U.S. Roads During COVID-19 Crisis Were Empty but not Safe
Less traffic isn’t more safe. During the COVID-19 crisis, the internet was flooded with images of empty highways and roads. From London to Chicago to Los Angeles, with almost empty roads in every city and state, many people assumed that this crisis would result in fewer accidents and road fatalities. However, despite an unprecedented reduction in traffic, many areas saw an uptick in deadly accidents on previously crowded roads.
Governors Highway Safety Association Agree
According to an April 16, 2020 report from the Governors Highway Safety Association, “In New York City, despite far fewer vehicles on the road, the city’s automated speed cameras issued 24,765 speeding tickets citywide on March 27, or nearly double the 12,672 tickets issued daily a month earlier. In Los Angeles, speeds are up by as much as 30% on some streets, prompting changes to traffic lights and pedestrian walk signals.”
California Highway Patrol Reported Bigger Crashes
California highway patrol officer Jim Bettencourt told the San Diego Union-Tribune in March 2020 that low-traffic on freeways changed driver behavior. “With no traffic, people are pushing the envelope a little more. The crashes are a little more dynamic, fewer fender-benders. Almost every one has an ambulance responding.”
Flagger Force Safety Expert Weighs In
Shawn Fahey, corporate safety manager at Flagger Force, notes, “Whenever there is a global or national situation that causes anxiety or sadness, studies show alcohol and drug usage tend to increase as well. It’s important for motorists to remember that drivers are more likely to be under the influence.”
He emphasizes that defensive driving is even more important during stressful times. Lack of sleep means that drowsiness behind the wheel is also a problem. “People may have trouble focusing, resulting in distracted driving,” says Fahey.
NHTSA Confirms Less Traffic Isn’t More Safe
While these reports may be surprising to some, dangerous behavior on light traffic roads is nothing new. Studies suggest that low-traffic roads can be more deadly than congested roadways. And these safety concerns about lightly traveled roads don’t go away once the crisis passes. The dangers of low volume roads have been studied extensively by the National Highway Safety and Traffic Association (NHTSA).
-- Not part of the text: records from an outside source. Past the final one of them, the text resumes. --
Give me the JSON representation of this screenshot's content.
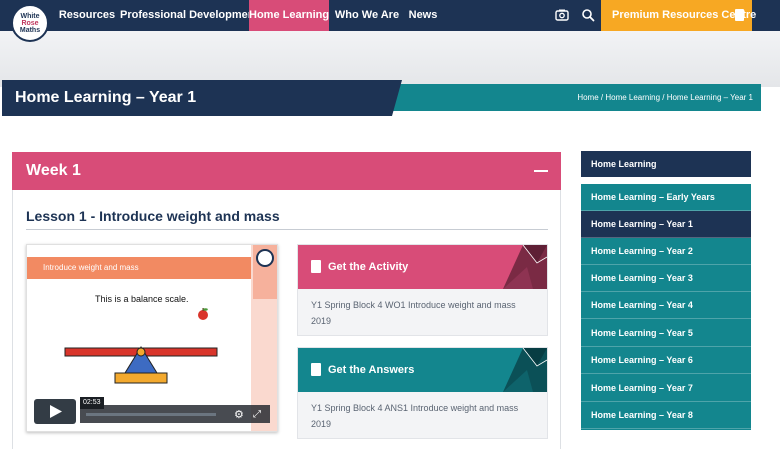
{
  "logo": {
    "line1": "White",
    "line2": "Rose",
    "line3": "Maths"
  },
  "nav": {
    "items": [
      {
        "label": "Resources"
      },
      {
        "label": "Professional Development"
      },
      {
        "label": "Home Learning"
      },
      {
        "label": "Who We Are"
      },
      {
        "label": "News"
      }
    ],
    "active": "Home Learning",
    "icons": [
      "camera-icon",
      "search-icon"
    ],
    "premium_label": "Premium Resources Centre"
  },
  "page_title": "Home Learning – Year 1",
  "breadcrumb": "Home / Home Learning / Home Learning – Year 1",
  "week": {
    "title": "Week 1",
    "lesson_title": "Lesson 1 - Introduce weight and mass",
    "video": {
      "ribbon_title": "Introduce weight and mass",
      "slide_text": "This is a balance scale.",
      "duration": "02:53"
    },
    "activity": {
      "label": "Get the Activity",
      "description": "Y1 Spring Block 4 WO1 Introduce weight and mass 2019"
    },
    "answers": {
      "label": "Get the Answers",
      "description": "Y1 Spring Block 4 ANS1 Introduce weight and mass 2019"
    }
  },
  "sidebar": {
    "heading": "Home Learning",
    "items": [
      {
        "label": "Home Learning – Early Years"
      },
      {
        "label": "Home Learning – Year 1"
      },
      {
        "label": "Home Learning – Year 2"
      },
      {
        "label": "Home Learning – Year 3"
      },
      {
        "label": "Home Learning – Year 4"
      },
      {
        "label": "Home Learning – Year 5"
      },
      {
        "label": "Home Learning – Year 6"
      },
      {
        "label": "Home Learning – Year 7"
      },
      {
        "label": "Home Learning – Year 8"
      }
    ],
    "active": "Home Learning – Year 1"
  },
  "colors": {
    "navy": "#1d3354",
    "pink": "#d84c78",
    "teal": "#13868e",
    "orange": "#f7a823"
  }
}
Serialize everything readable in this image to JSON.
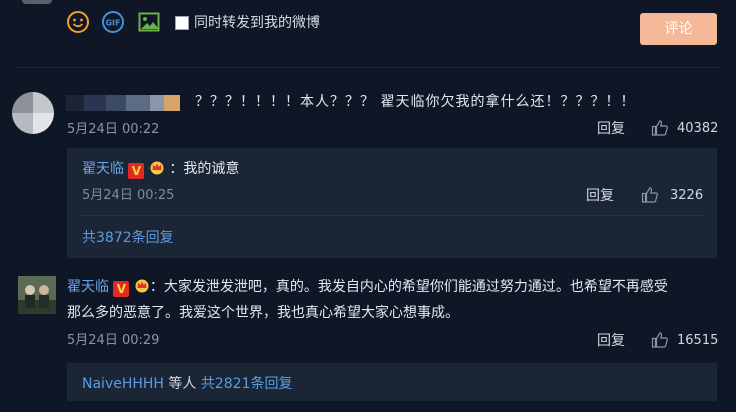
{
  "composer": {
    "forward_label": "同时转发到我的微博",
    "submit_label": "评论",
    "gif_label": "GIF"
  },
  "comments": [
    {
      "text": "？？？！！！！本人？？？ 翟天临你欠我的拿什么还！？？？！！",
      "date": "5月24日 00:22",
      "reply_label": "回复",
      "likes": "40382",
      "replies": [
        {
          "author": "翟天临",
          "text": "：我的诚意",
          "date": "5月24日 00:25",
          "reply_label": "回复",
          "likes": "3226"
        }
      ],
      "more_replies": "共3872条回复"
    },
    {
      "author": "翟天临",
      "text_line1": "：大家发泄发泄吧，真的。我发自内心的希望你们能通过努力通过。也希望不再感受",
      "text_line2": "那么多的恶意了。我爱这个世界，我也真心希望大家心想事成。",
      "date": "5月24日 00:29",
      "reply_label": "回复",
      "likes": "16515",
      "reply_user": "NaiveHHHH",
      "reply_etc": " 等人 ",
      "more_replies": "共2821条回复"
    }
  ],
  "badges": {
    "v": "V"
  },
  "colors": {
    "background": "#0f1626",
    "panel": "#1a2536",
    "link": "#5d9be0",
    "button": "#f5b99a"
  },
  "icons": [
    "emoji-icon",
    "gif-icon",
    "image-icon",
    "like-icon",
    "crown-icon"
  ]
}
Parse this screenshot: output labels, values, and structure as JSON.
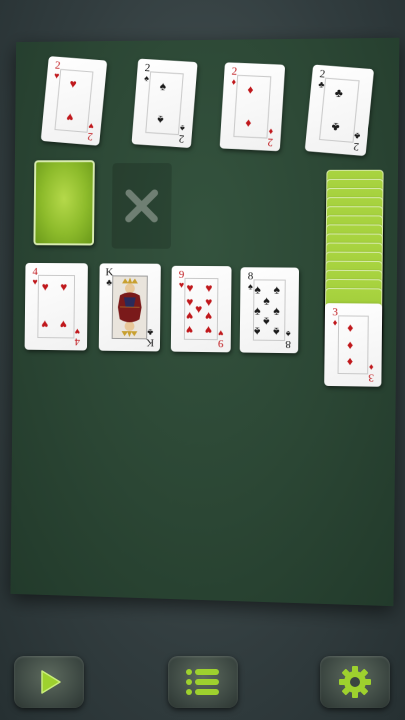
{
  "foundations": [
    {
      "rank": "2",
      "suit": "♥",
      "color": "red",
      "icon": "heart"
    },
    {
      "rank": "2",
      "suit": "♠",
      "color": "black",
      "icon": "spade"
    },
    {
      "rank": "2",
      "suit": "♦",
      "color": "red",
      "icon": "diamond"
    },
    {
      "rank": "2",
      "suit": "♣",
      "color": "black",
      "icon": "club"
    }
  ],
  "tableau": [
    {
      "rank": "4",
      "suit": "♥",
      "color": "red",
      "icon": "heart"
    },
    {
      "rank": "K",
      "suit": "♣",
      "color": "black",
      "icon": "club"
    },
    {
      "rank": "9",
      "suit": "♥",
      "color": "red",
      "icon": "heart"
    },
    {
      "rank": "8",
      "suit": "♠",
      "color": "black",
      "icon": "spade"
    }
  ],
  "waste_top": {
    "rank": "3",
    "suit": "♦",
    "color": "red",
    "icon": "diamond"
  },
  "stock_count": 14,
  "empty_slot_icon": "x-mark",
  "toolbar": {
    "play_icon": "play-icon",
    "menu_icon": "menu-list-icon",
    "settings_icon": "gear-icon"
  },
  "colors": {
    "felt": "#2b4634",
    "card_back": "#8dbb2b",
    "accent_green": "#9ed12e",
    "red_suit": "#c0181c",
    "black_suit": "#1b1b1b"
  }
}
They conduct annual studies that compare fatality rates in rural areas (light traffic) to urban areas (high traffic).
Center for Disease Control Provided Supporting Data
The Center for Disease Control and Prevention also conducted research in 2017 that concluded adult drivers and passengers in America’s most rural counties had motor-vehicle death rates three to 10 times higher than those in the most urban counties.
Why Isn’t Less Traffic More Safe?
What makes roads with lighter traffic more dangerous? NHTSA notes that speed is a leading risk factor. Speed limits in urban areas force drivers to slow down, giving them more time to react to risks. When speed limits skyrocket in rural areas, even small mistakes can result in death. In Wyoming, the state with the second-highest traffic fatality rate in the country, rural roads have an 80 mile per hour speed limit. At such high speeds, Wyoming residents can quickly find themselves in life-threatening circumstances.
The NHTSA study also concludes that when traffic is light, drivers tend to take fewer precautions. They are less likely to use seat belts and are more likely to ignore stop signs or traffic lights.
Fahey adds, “Good driving habits tend to break down when there’s less traffic. Drivers are inclined to operate under the assumption that, since they aren’t seeing a lot of cars, it’s okay to break the rules.”
He adds, “Our temporary traffic control crews have to avoid making assumptions. They don’t have an expectation that motorists are going to be aware of where our crew is standing or where the client is working.” Fahey concludes, “I am very proud of our team and how safely they’ve been able to operate in the months of the crisis. Changes in driving behavior make a lot of the existing safety concepts that we already have in place all the more important.”